Wir spüren die Gewichte, die sich an uns hängen. Wir sehen die unabänderlichen Taten, erahnen irreparable Fakten, sehen Felsblöcke, die den Weg nach vorn versperren. 

Vieles türmt sich da auf. Gott kennt unser Register. Viel besser als die Flensburger Sünderdatei uns kennt. Bei ihm laufen alle Daten zusammen.

Und was tut Gott? ...und rechnete ihnen ihre Sünden nicht zu! Menschen rechnen genau auf und ab. Einer treibt beim anderen die Schuld ein. Doch Gott rechnet nicht! Alles Auf- und Abrechnen hat bei ihm ein Ende.
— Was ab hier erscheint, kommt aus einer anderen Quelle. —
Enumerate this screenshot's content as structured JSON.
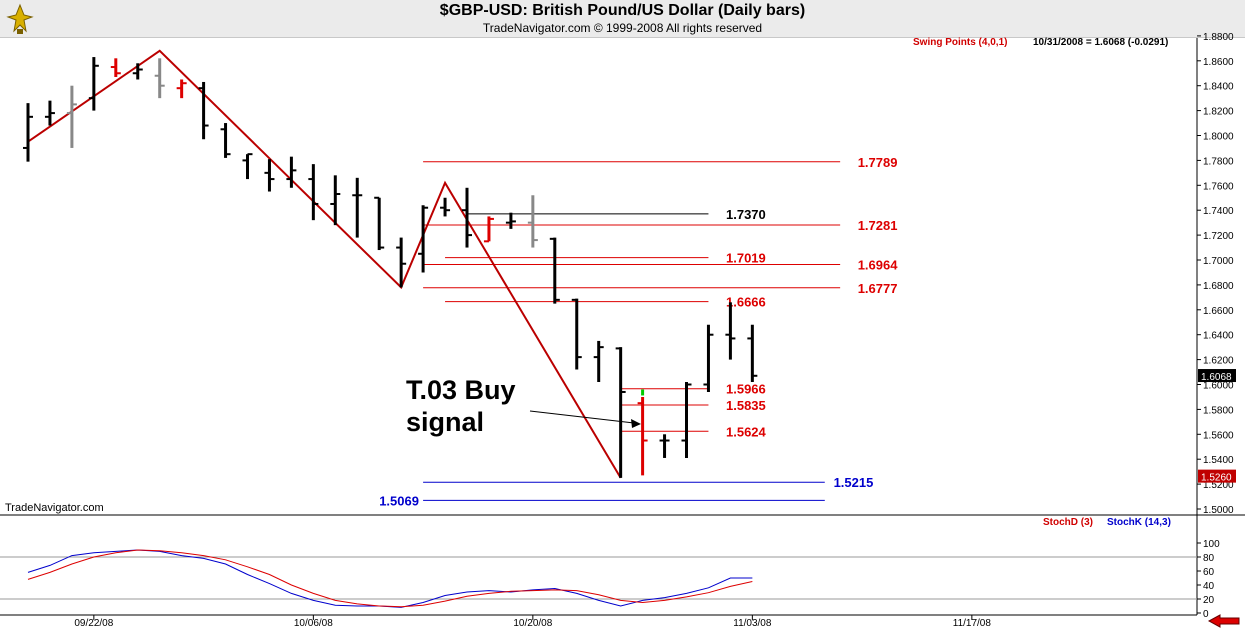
{
  "header": {
    "title": "$GBP-USD:  British Pound/US Dollar  (Daily bars)",
    "subtitle": "TradeNavigator.com © 1999-2008 All rights reserved"
  },
  "indicator_labels": {
    "swing_points": "Swing Points (4,0,1)",
    "quote": "10/31/2008 = 1.6068 (-0.0291)",
    "stoch_d": "StochD (3)",
    "stoch_k": "StochK (14,3)"
  },
  "watermark": "TradeNavigator.com",
  "annotation": {
    "line1": "T.03 Buy",
    "line2": "signal"
  },
  "colors": {
    "red": "#dd0000",
    "blue": "#0000cc",
    "black": "#000000",
    "gray": "#888888",
    "green": "#00cc00",
    "grid": "#999999"
  },
  "chart_data": {
    "type": "ohlc",
    "ylim": [
      1.49,
      1.89
    ],
    "y_ticks": [
      "1.5000",
      "1.5200",
      "1.5400",
      "1.5600",
      "1.5800",
      "1.6000",
      "1.6200",
      "1.6400",
      "1.6600",
      "1.6800",
      "1.7000",
      "1.7200",
      "1.7400",
      "1.7600",
      "1.7800",
      "1.8000",
      "1.8200",
      "1.8400",
      "1.8600",
      "1.8800"
    ],
    "x_tick_labels": [
      "09/22/08",
      "10/06/08",
      "10/20/08",
      "11/03/08",
      "11/17/08"
    ],
    "x_tick_bar_index": [
      3,
      13,
      23,
      33,
      43
    ],
    "last_price_tag": "1.6068",
    "stoch_price_tag": "1.5260",
    "bars": [
      {
        "high": 1.826,
        "low": 1.779,
        "open": 1.79,
        "close": 1.815,
        "color": "black"
      },
      {
        "high": 1.828,
        "low": 1.808,
        "open": 1.815,
        "close": 1.818,
        "color": "black"
      },
      {
        "high": 1.84,
        "low": 1.79,
        "open": 1.818,
        "close": 1.825,
        "color": "gray"
      },
      {
        "high": 1.863,
        "low": 1.82,
        "open": 1.83,
        "close": 1.856,
        "color": "black"
      },
      {
        "high": 1.862,
        "low": 1.847,
        "open": 1.855,
        "close": 1.85,
        "color": "red"
      },
      {
        "high": 1.858,
        "low": 1.845,
        "open": 1.85,
        "close": 1.853,
        "color": "black"
      },
      {
        "high": 1.862,
        "low": 1.83,
        "open": 1.848,
        "close": 1.84,
        "color": "gray"
      },
      {
        "high": 1.845,
        "low": 1.83,
        "open": 1.838,
        "close": 1.842,
        "color": "red"
      },
      {
        "high": 1.843,
        "low": 1.797,
        "open": 1.838,
        "close": 1.808,
        "color": "black"
      },
      {
        "high": 1.81,
        "low": 1.782,
        "open": 1.805,
        "close": 1.785,
        "color": "black"
      },
      {
        "high": 1.785,
        "low": 1.765,
        "open": 1.78,
        "close": 1.785,
        "color": "black"
      },
      {
        "high": 1.781,
        "low": 1.755,
        "open": 1.77,
        "close": 1.765,
        "color": "black"
      },
      {
        "high": 1.783,
        "low": 1.758,
        "open": 1.765,
        "close": 1.772,
        "color": "black"
      },
      {
        "high": 1.777,
        "low": 1.732,
        "open": 1.765,
        "close": 1.745,
        "color": "black"
      },
      {
        "high": 1.768,
        "low": 1.728,
        "open": 1.745,
        "close": 1.753,
        "color": "black"
      },
      {
        "high": 1.766,
        "low": 1.718,
        "open": 1.752,
        "close": 1.752,
        "color": "black"
      },
      {
        "high": 1.75,
        "low": 1.708,
        "open": 1.75,
        "close": 1.71,
        "color": "black"
      },
      {
        "high": 1.718,
        "low": 1.678,
        "open": 1.71,
        "close": 1.697,
        "color": "black"
      },
      {
        "high": 1.744,
        "low": 1.69,
        "open": 1.705,
        "close": 1.742,
        "color": "black"
      },
      {
        "high": 1.75,
        "low": 1.735,
        "open": 1.742,
        "close": 1.74,
        "color": "black"
      },
      {
        "high": 1.758,
        "low": 1.71,
        "open": 1.74,
        "close": 1.72,
        "color": "black"
      },
      {
        "high": 1.735,
        "low": 1.715,
        "open": 1.715,
        "close": 1.733,
        "color": "red"
      },
      {
        "high": 1.738,
        "low": 1.725,
        "open": 1.73,
        "close": 1.731,
        "color": "black"
      },
      {
        "high": 1.752,
        "low": 1.71,
        "open": 1.73,
        "close": 1.716,
        "color": "gray"
      },
      {
        "high": 1.718,
        "low": 1.665,
        "open": 1.717,
        "close": 1.668,
        "color": "black"
      },
      {
        "high": 1.669,
        "low": 1.612,
        "open": 1.668,
        "close": 1.622,
        "color": "black"
      },
      {
        "high": 1.635,
        "low": 1.602,
        "open": 1.622,
        "close": 1.63,
        "color": "black"
      },
      {
        "high": 1.63,
        "low": 1.525,
        "open": 1.629,
        "close": 1.594,
        "color": "black"
      },
      {
        "high": 1.59,
        "low": 1.527,
        "open": 1.585,
        "close": 1.555,
        "color": "red"
      },
      {
        "high": 1.56,
        "low": 1.541,
        "open": 1.555,
        "close": 1.555,
        "color": "black"
      },
      {
        "high": 1.602,
        "low": 1.541,
        "open": 1.555,
        "close": 1.6,
        "color": "black"
      },
      {
        "high": 1.648,
        "low": 1.594,
        "open": 1.6,
        "close": 1.64,
        "color": "black"
      },
      {
        "high": 1.666,
        "low": 1.62,
        "open": 1.64,
        "close": 1.637,
        "color": "black"
      },
      {
        "high": 1.648,
        "low": 1.602,
        "open": 1.637,
        "close": 1.607,
        "color": "black"
      }
    ],
    "green_tick": {
      "bar_index": 28,
      "value": 1.592
    },
    "swing_line": [
      {
        "bar_index": 0,
        "value": 1.795
      },
      {
        "bar_index": 6,
        "value": 1.868
      },
      {
        "bar_index": 17,
        "value": 1.678
      },
      {
        "bar_index": 19,
        "value": 1.762
      },
      {
        "bar_index": 27,
        "value": 1.525
      }
    ],
    "levels": [
      {
        "label": "1.7789",
        "value": 1.7789,
        "color": "red",
        "start_bar": 18,
        "end_bar": 37,
        "label_bar": 37.8
      },
      {
        "label": "1.7370",
        "value": 1.737,
        "color": "black",
        "start_bar": 20,
        "end_bar": 31,
        "label_bar": 31.8
      },
      {
        "label": "1.7281",
        "value": 1.7281,
        "color": "red",
        "start_bar": 18,
        "end_bar": 37,
        "label_bar": 37.8
      },
      {
        "label": "1.7019",
        "value": 1.7019,
        "color": "red",
        "start_bar": 19,
        "end_bar": 31,
        "label_bar": 31.8
      },
      {
        "label": "1.6964",
        "value": 1.6964,
        "color": "red",
        "start_bar": 18,
        "end_bar": 37,
        "label_bar": 37.8
      },
      {
        "label": "1.6777",
        "value": 1.6777,
        "color": "red",
        "start_bar": 18,
        "end_bar": 37,
        "label_bar": 37.8
      },
      {
        "label": "1.6666",
        "value": 1.6666,
        "color": "red",
        "start_bar": 19,
        "end_bar": 31,
        "label_bar": 31.8
      },
      {
        "label": "1.5966",
        "value": 1.5966,
        "color": "red",
        "start_bar": 27,
        "end_bar": 31,
        "label_bar": 31.8
      },
      {
        "label": "1.5835",
        "value": 1.5835,
        "color": "red",
        "start_bar": 27,
        "end_bar": 31,
        "label_bar": 31.8
      },
      {
        "label": "1.5624",
        "value": 1.5624,
        "color": "red",
        "start_bar": 27,
        "end_bar": 31,
        "label_bar": 31.8
      },
      {
        "label": "1.5215",
        "value": 1.5215,
        "color": "blue",
        "start_bar": 18,
        "end_bar": 36.3,
        "label_bar": 36.7
      },
      {
        "label": "1.5069",
        "value": 1.5069,
        "color": "blue",
        "start_bar": 18,
        "end_bar": 36.3,
        "label_bar": 16
      }
    ],
    "stochastic": {
      "ylim": [
        0,
        120
      ],
      "y_ticks": [
        "0",
        "20",
        "40",
        "60",
        "80",
        "100"
      ],
      "upper_band": 80,
      "lower_band": 20,
      "stoch_k": [
        58,
        68,
        82,
        86,
        88,
        90,
        88,
        82,
        78,
        70,
        55,
        42,
        28,
        18,
        11,
        10,
        10,
        8,
        15,
        25,
        30,
        32,
        30,
        33,
        35,
        28,
        18,
        10,
        18,
        22,
        28,
        36,
        50,
        50
      ],
      "stoch_d": [
        48,
        58,
        70,
        80,
        86,
        90,
        89,
        86,
        82,
        76,
        66,
        55,
        40,
        28,
        18,
        13,
        10,
        9,
        11,
        17,
        24,
        28,
        31,
        32,
        33,
        32,
        26,
        18,
        15,
        18,
        23,
        29,
        38,
        45
      ]
    }
  }
}
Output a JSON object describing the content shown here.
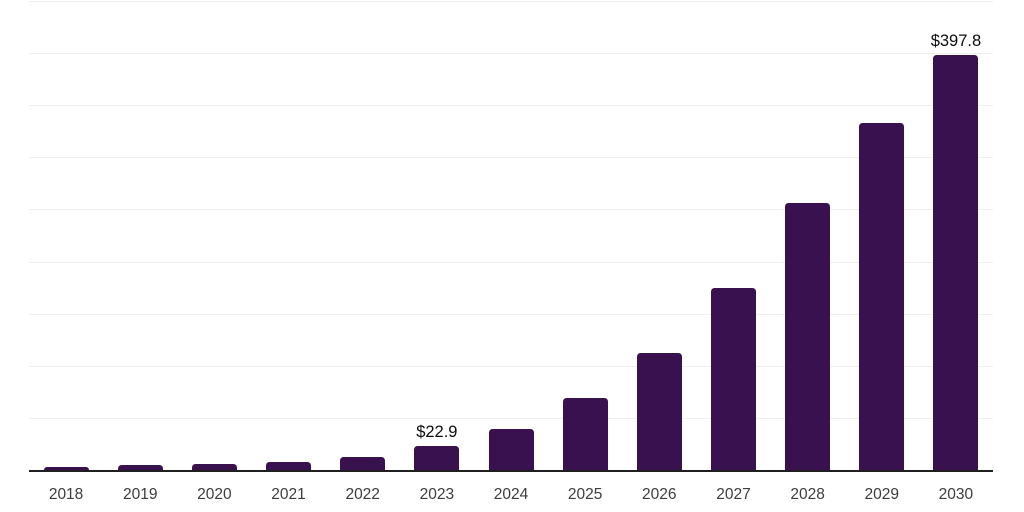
{
  "chart_data": {
    "type": "bar",
    "title": "",
    "xlabel": "",
    "ylabel": "",
    "categories": [
      "2018",
      "2019",
      "2020",
      "2021",
      "2022",
      "2023",
      "2024",
      "2025",
      "2026",
      "2027",
      "2028",
      "2029",
      "2030"
    ],
    "values": [
      2.5,
      4.5,
      5.5,
      7.5,
      12.8,
      22.9,
      39.5,
      69,
      112,
      175,
      256,
      333,
      397.8
    ],
    "point_labels": [
      {
        "category": "2023",
        "index": 5,
        "text": "$22.9"
      },
      {
        "category": "2030",
        "index": 12,
        "text": "$397.8"
      }
    ],
    "ylim": [
      0,
      450
    ],
    "gridline_step": 50,
    "grid": true,
    "legend": false,
    "y_tick_labels_shown": false,
    "colors": {
      "bar": "#39114F",
      "gridline": "#EFEFEF",
      "axis_line": "#1F1F1F",
      "x_tick_label": "#3C3C3C",
      "point_label": "#0D0D0D",
      "background": "#FFFFFF"
    }
  }
}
So auch Jesus. Schuld eintreiben, Auf- und Abrechnen waren ihm fremd. Dem Sünder nachgehen, ihn befreien, erlösen, entlasten, ihm vergeben: Davon hat er erzählt, das hat er in seinen Taten gelebt...... damit wir in ihm die Gerechtigkeit würden, die vor Gott gilt. So versöhnt er die Welt mit sich selber.

... er hat den, der von keiner Sünde wusste, für uns zur Sünde gemacht. Warum das? Warum genügt dies nicht: ...und rechnete ihnen ihre Sünden nicht zu? Warum kann Gott nicht ein Auge zudrücken und Fünfe gerade sein lassen? Wenn Gott die Übertretungen nicht anrechnet, dann ist doch alles gut. Was soll dieser Kreuzestod?

Der von keiner Sünde wusste, wird selber zur Sünde. Gott vergibt dem Sünder, aber er verharmlost nicht die Sünde. Sünde zerstört. Sie wird nicht unschädlich durch Ignorieren. Und erst recht nicht durch Verdrängen.

Wie ein fortdauernder Teufelskreis schafft die Sünde immer neue Opfer und erzwingt unermessliches Leid. Gott aber weigert sich, das Lebenswidrige hinzunehmen. Er entlarvt die Scheußlichkeit der Sünde - am Kreuz. Der von keiner Sünde weiß, wird zur Sünde gemacht. Nicht der Sünder, die Sünde hängt am Kreuz. Alles Böse, aller Schrecken, alle Verdammnis ist Christus auf den Leib geschrieben. Alle Gottverlassenheit wird in ihm konkret.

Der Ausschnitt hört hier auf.